If you’re showing data for all COVID-19 variants (currently eight are tracked) on a chart, for example, and want to show all of those variants for three locations simultaneously you would end up with 24 lines on your chart. Distinguishing between that many lines is difficult. While we could have added interactivity cues to help users distinguish between them (such as highlighting all of a location’s lines on hover), this assumes that users will find that interaction (could be a big assumption) and it breaks down pretty quickly if you take a screenshot of the chart, print it, or view it on a phone.
As a result we added another limitation: you can view data for pathogens by location or variant but not both:
While being limited in this manner might feel like a big drawback, we were able to provide more value by allowing the user to create multiple charts and add them to a grid. So following the above examples, if we wanted to see each sewershed with data in Alameda County we can select each location and click Save to Grid to create a grid like this one:
Once you create a grid like this you can embed it on a site or link directly to it like this, and the URL stays updated with your changes to make it easy to copy or bookmark. Overall we’re happy with this compromise and feel that it’s more legible than trying to cram everything into a single chart.
In addition to the chart builder and compare mode, we added a way to find reporting sewersheds near you using a map of locations. We were eager to include this map for two reasons:
- Most people don’t know the name of their wastewater treatment plant so searching for locations by text generally will not be effective.

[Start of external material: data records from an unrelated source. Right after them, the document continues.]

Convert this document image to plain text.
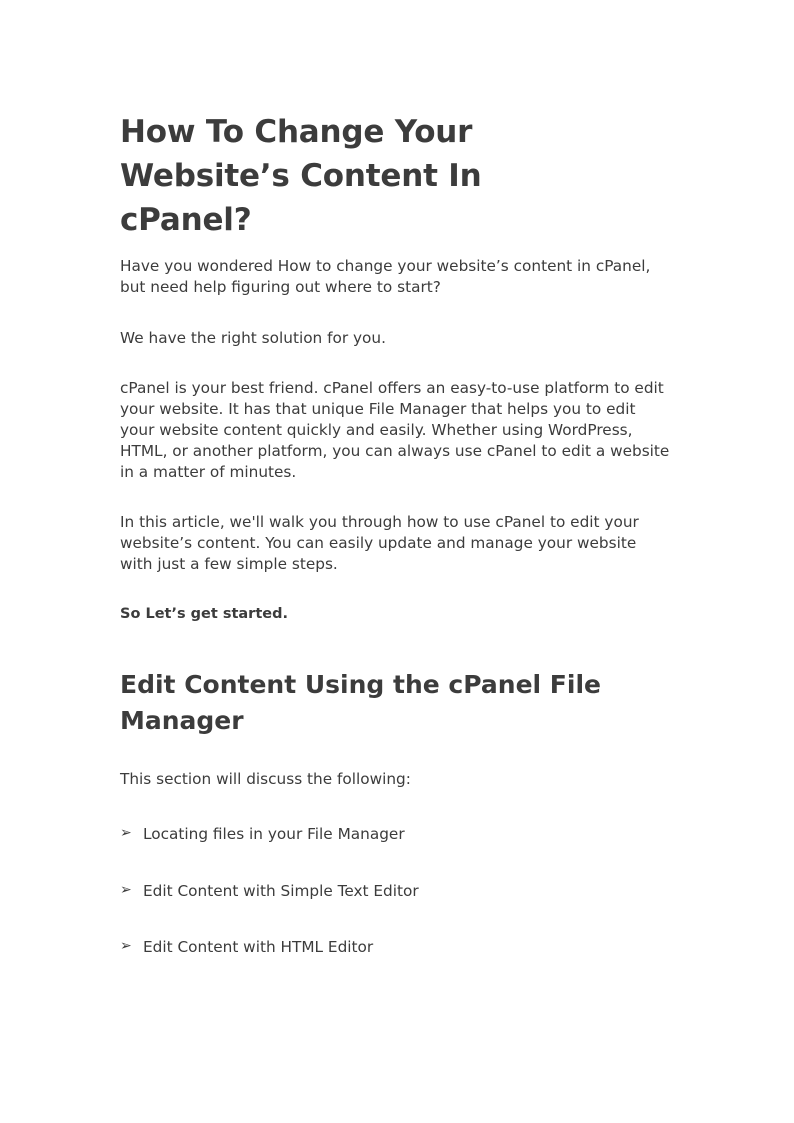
How To Change Your Website’s Content In cPanel?

Have you wondered How to change your website’s content in cPanel, but need help figuring out where to start?

We have the right solution for you.

cPanel is your best friend. cPanel offers an easy-to-use platform to edit your website. It has that unique File Manager that helps you to edit your website content quickly and easily. Whether using WordPress, HTML, or another platform, you can always use cPanel to edit a website in a matter of minutes.

In this article, we'll walk you through how to use cPanel to edit your website’s content. You can easily update and manage your website with just a few simple steps.

So Let’s get started.

Edit Content Using the cPanel File Manager

This section will discuss the following:

➢ Locating files in your File Manager
➢ Edit Content with Simple Text Editor
➢ Edit Content with HTML Editor
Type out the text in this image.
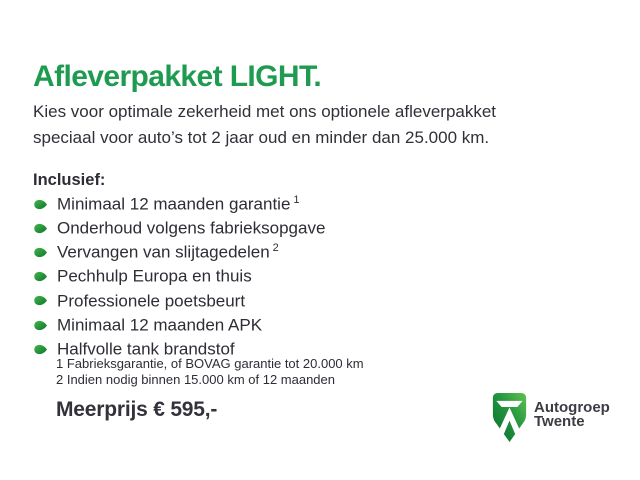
Afleverpakket LIGHT.
Kies voor optimale zekerheid met ons optionele afleverpakket
speciaal voor auto’s tot 2 jaar oud en minder dan 25.000 km.
Inclusief:
Minimaal 12 maanden garantie $^1$
Onderhoud volgens fabrieksopgave
Vervangen van slijtagedelen $^2$
Pechhulp Europa en thuis
Professionele poetsbeurt
Minimaal 12 maanden APK
Halfvolle tank brandstof
1 Fabrieksgarantie, of BOVAG garantie tot 20.000 km
2 Indien nodig binnen 15.000 km of 12 maanden
Meerprijs € 595,-	Autogroep
Twente
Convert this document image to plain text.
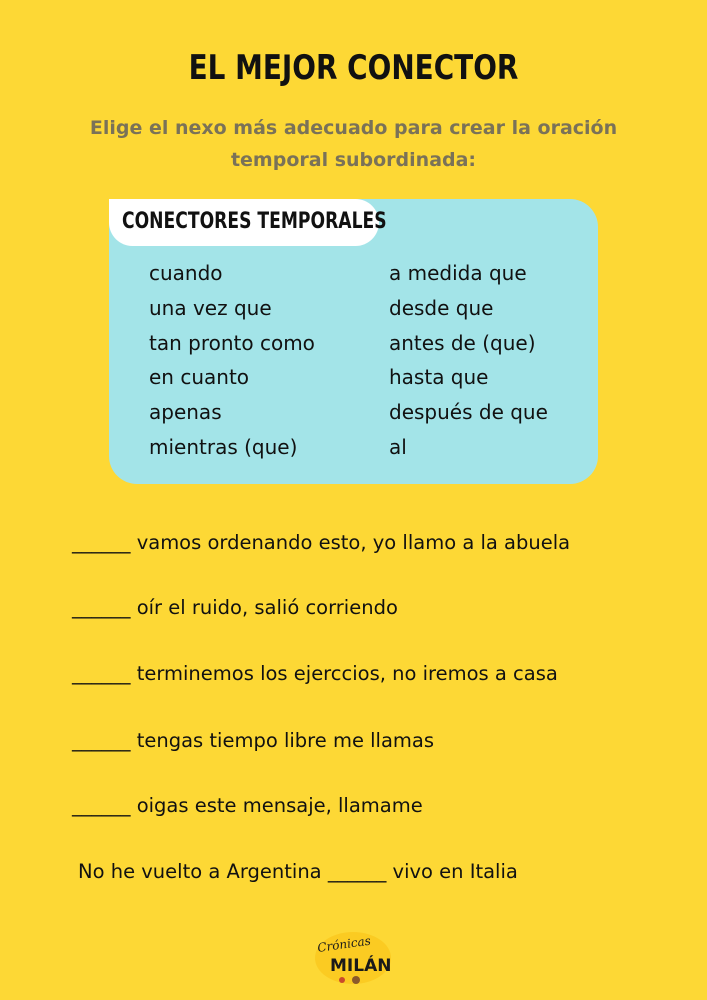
EL MEJOR CONECTOR
Elige el nexo más adecuado para crear la oración temporal subordinada:
CONECTORES TEMPORALES
cuando
una vez que
tan pronto como
en cuanto
apenas
mientras (que)
a medida que
desde que
antes de (que)
hasta que
después de que
al
______ vamos ordenando esto, yo llamo a la abuela
______ oír el ruido, salió corriendo
______ terminemos los ejerccios, no iremos a casa
______ tengas tiempo libre me llamas
______ oigas este mensaje, llamame
No he vuelto a Argentina ______ vivo en Italia
Crónicas
MILÁN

- It’s an opportunity to educate the general public, who might not be aware of the concept of a “sewershed” (the area that feeds into a wastewater treatment plant), and seeing sewersheds mapped is an intuitive way to learn about them.
As you zoom in to an area you can see the sewersheds for those plants, where available:
And finally if you select a location on the map you get a quick summary of the status of each pathogen currently reporting at that location:
We’re excited to release this tool and share the work we’ve put into making intuitive visualizations of this data. In future iterations we’re hoping to expand on this, primarily with features that will give users a better understanding of trends and the relative prevalence of variants.
For example, when looking at a line chart of COVID-19 for all of the locations in California we’d like to add a single line that represents the statewide average for COVID-19. We would like to add a few new visualizations that show measured pathogen quantities relative to the overall samples taken. On the map, we are hoping to explore showing trends directly to give users an idea of which pathogens are becoming more or less prevalent in their region and nationally. We’re looking forward to continuing to work with the researchers and stakeholders on the WastewaterSCAN team to augment this tool in ways that are and scientifically correct and intuitive for users.
Check it out for yourself–are there any wastewater treatment plants participating near you? If so, how are trends looking there?